The Vera Rubin had two crew support computers on board, prosaically named A and B by Control. The crew immediately gave them human names, of course, and afterwards referred to them in all dispatches as Angie and Beatrice. Or Bea.
Overall, the shi
p ran itself with its own massive array of computers. The Vera Rubin was essentially a deep-space ferry transporting a cargo of 150 colonists who slept and lived aboard. Elle’s team was just the first wave of what would be five shuttles over a span of fifteen years.

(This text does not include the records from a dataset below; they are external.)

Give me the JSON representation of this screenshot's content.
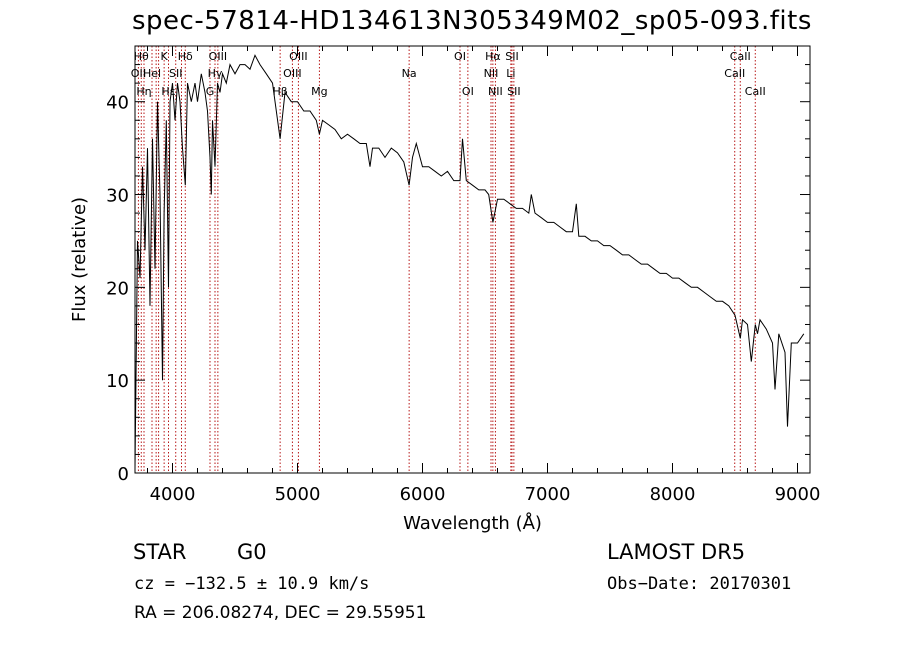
{
  "chart_data": {
    "type": "line",
    "title": "spec-57814-HD134613N305349M02_sp05-093.fits",
    "xlabel": "Wavelength (Å)",
    "ylabel": "Flux (relative)",
    "xlim": [
      3700,
      9100
    ],
    "ylim": [
      0,
      46
    ],
    "xticks": [
      4000,
      5000,
      6000,
      7000,
      8000,
      9000
    ],
    "yticks": [
      0,
      10,
      20,
      30,
      40
    ],
    "series": [
      {
        "x": [
          3700,
          3720,
          3740,
          3760,
          3780,
          3800,
          3820,
          3840,
          3860,
          3880,
          3900,
          3920,
          3933,
          3950,
          3968,
          3980,
          4000,
          4020,
          4040,
          4060,
          4080,
          4102,
          4120,
          4150,
          4180,
          4200,
          4230,
          4260,
          4280,
          4300,
          4310,
          4320,
          4340,
          4360,
          4380,
          4400,
          4430,
          4460,
          4500,
          4540,
          4580,
          4620,
          4660,
          4700,
          4750,
          4800,
          4861,
          4900,
          4950,
          5000,
          5050,
          5100,
          5150,
          5175,
          5200,
          5250,
          5300,
          5350,
          5400,
          5450,
          5500,
          5550,
          5580,
          5600,
          5650,
          5700,
          5750,
          5800,
          5850,
          5893,
          5920,
          5950,
          6000,
          6050,
          6100,
          6150,
          6200,
          6250,
          6300,
          6320,
          6350,
          6400,
          6450,
          6500,
          6530,
          6563,
          6600,
          6650,
          6700,
          6750,
          6800,
          6850,
          6870,
          6900,
          6950,
          7000,
          7050,
          7100,
          7150,
          7200,
          7230,
          7250,
          7300,
          7350,
          7400,
          7450,
          7500,
          7550,
          7600,
          7650,
          7700,
          7750,
          7800,
          7850,
          7900,
          7950,
          8000,
          8050,
          8100,
          8150,
          8200,
          8250,
          8300,
          8350,
          8400,
          8450,
          8500,
          8542,
          8560,
          8600,
          8630,
          8662,
          8680,
          8700,
          8750,
          8800,
          8820,
          8850,
          8900,
          8920,
          8950,
          9000,
          9050
        ],
        "y": [
          0.5,
          25,
          21,
          33,
          24,
          35,
          18,
          36,
          22,
          40,
          30,
          10,
          28,
          38,
          20,
          40,
          42,
          38,
          42,
          40,
          35,
          31,
          42,
          40,
          42,
          40,
          43,
          41,
          39,
          34,
          30,
          38,
          33,
          42,
          41,
          43,
          42,
          44,
          43,
          44,
          44,
          43.5,
          45,
          44,
          43,
          42,
          36,
          41,
          40,
          40,
          39,
          39,
          38,
          36.5,
          38,
          37.5,
          37,
          36,
          36.5,
          36,
          35.5,
          35.5,
          33,
          35,
          35,
          34,
          35,
          34.5,
          33.5,
          31,
          34,
          35.5,
          33,
          33,
          32.5,
          32,
          32.5,
          31.5,
          31.5,
          36,
          31.5,
          31,
          30.5,
          30.5,
          30,
          27,
          29.5,
          29.5,
          29,
          28.5,
          28.5,
          28,
          30,
          28,
          27.5,
          27,
          27,
          26.5,
          26,
          26,
          29,
          25.5,
          25.5,
          25,
          25,
          24.5,
          24.5,
          24,
          23.5,
          23.5,
          23,
          22.5,
          22.5,
          22,
          21.5,
          21.5,
          21,
          21,
          20.5,
          20,
          20,
          19.5,
          19,
          18.5,
          18.5,
          18,
          17,
          14.5,
          16.5,
          16,
          12,
          16,
          15,
          16.5,
          15.5,
          14,
          9,
          15,
          13,
          5,
          14,
          14,
          15
        ]
      }
    ],
    "vlines": [
      {
        "x": 3727,
        "label": "OII",
        "row": 1
      },
      {
        "x": 3750,
        "label": "Hθ",
        "row": 0
      },
      {
        "x": 3772,
        "label": "Hη",
        "row": 2
      },
      {
        "x": 3836,
        "label": "Hel",
        "row": 1
      },
      {
        "x": 3869,
        "label": "",
        "row": -1
      },
      {
        "x": 3889,
        "label": "",
        "row": -1
      },
      {
        "x": 3933,
        "label": "K",
        "row": 0
      },
      {
        "x": 3968,
        "label": "Hε",
        "row": 2
      },
      {
        "x": 4026,
        "label": "SII",
        "row": 1
      },
      {
        "x": 4072,
        "label": "",
        "row": -1
      },
      {
        "x": 4102,
        "label": "Hδ",
        "row": 0
      },
      {
        "x": 4300,
        "label": "G",
        "row": 2
      },
      {
        "x": 4340,
        "label": "Hγ",
        "row": 1
      },
      {
        "x": 4363,
        "label": "OIII",
        "row": 0
      },
      {
        "x": 4861,
        "label": "Hβ",
        "row": 2
      },
      {
        "x": 4959,
        "label": "OIII",
        "row": 1
      },
      {
        "x": 5007,
        "label": "OIII",
        "row": 0
      },
      {
        "x": 5175,
        "label": "Mg",
        "row": 2
      },
      {
        "x": 5893,
        "label": "Na",
        "row": 1
      },
      {
        "x": 6300,
        "label": "OI",
        "row": 0
      },
      {
        "x": 6363,
        "label": "OI",
        "row": 2
      },
      {
        "x": 6548,
        "label": "NII",
        "row": 1
      },
      {
        "x": 6563,
        "label": "Hα",
        "row": 0
      },
      {
        "x": 6583,
        "label": "NII",
        "row": 2
      },
      {
        "x": 6707,
        "label": "Li",
        "row": 1
      },
      {
        "x": 6716,
        "label": "SII",
        "row": 0
      },
      {
        "x": 6731,
        "label": "SII",
        "row": 2
      },
      {
        "x": 8498,
        "label": "CaII",
        "row": 1
      },
      {
        "x": 8542,
        "label": "CaII",
        "row": 0
      },
      {
        "x": 8662,
        "label": "CaII",
        "row": 2
      }
    ]
  },
  "info": {
    "object_class": "STAR",
    "subclass": "G0",
    "survey": "LAMOST DR5",
    "cz": "cz = −132.5 ± 10.9 km/s",
    "obs_date": "Obs−Date: 20170301",
    "coords": "RA = 206.08274, DEC =  29.55951"
  },
  "colors": {
    "spectrum": "#000000",
    "line_markers": "#b00000",
    "background": "#ffffff"
  }
}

The HCH allowed the crew to hibernate throughout most of the nearly three year journey, thus avoiding personal conflict while minimizing the amount of food, air, and water needed, and also the mechanical impact on the ship itself. The Vera Rubin had been built to largely be self-cleaning and self-guiding because at any point in time there were only about ten or fifteen human colonists awake. Even after waking, many were groggy and lethargic from the aftereffects of HCH sleep. A few colonists came out of the hibernation cycle decidedly volatile, but so far all symptoms seemed to disappear with time.
“Well, let’s get some tests out of the way and then toss you into the shower.” Bea started to turn away, then circled back. “Do you need some help getting to the lab?”
Elle held out one hand towards Bea and plastered a pleading look on her face. “Hold my hand, Bea. You know how I hate doctors and tests.”
Bea snorted, an explosive sound of either wry amusement or disgust—Elle felt it could be either. To her credit, Bea did pause a moment, apparently giving Elle’s request due consideration. Finally Bea trundled forward and took Elle’s hand in her own metallic grip. “The things I do.”
TWO
Elle paced the dining area, performing a mental inventory as she walked. She felt nearly normal. There was no stiffness, no grogginess, and her appetite was definitely beginning to whisper that food might be nice.
She stopped a moment at the wall panel that charted their passage through space. It looked like a window, but there really were no windows in the crew quarters on the Vera Rubin. As the young colonists sat and ate and chatted with friends in their dining hall, the window evoked the sense that just outside the ship, the universe was spread out for their viewing pleasure. It was the first thing nearly everyone did as soon as lab tests were completed: visit the dining hall to check on their progress through space, via the window and the computer-generated images of their course.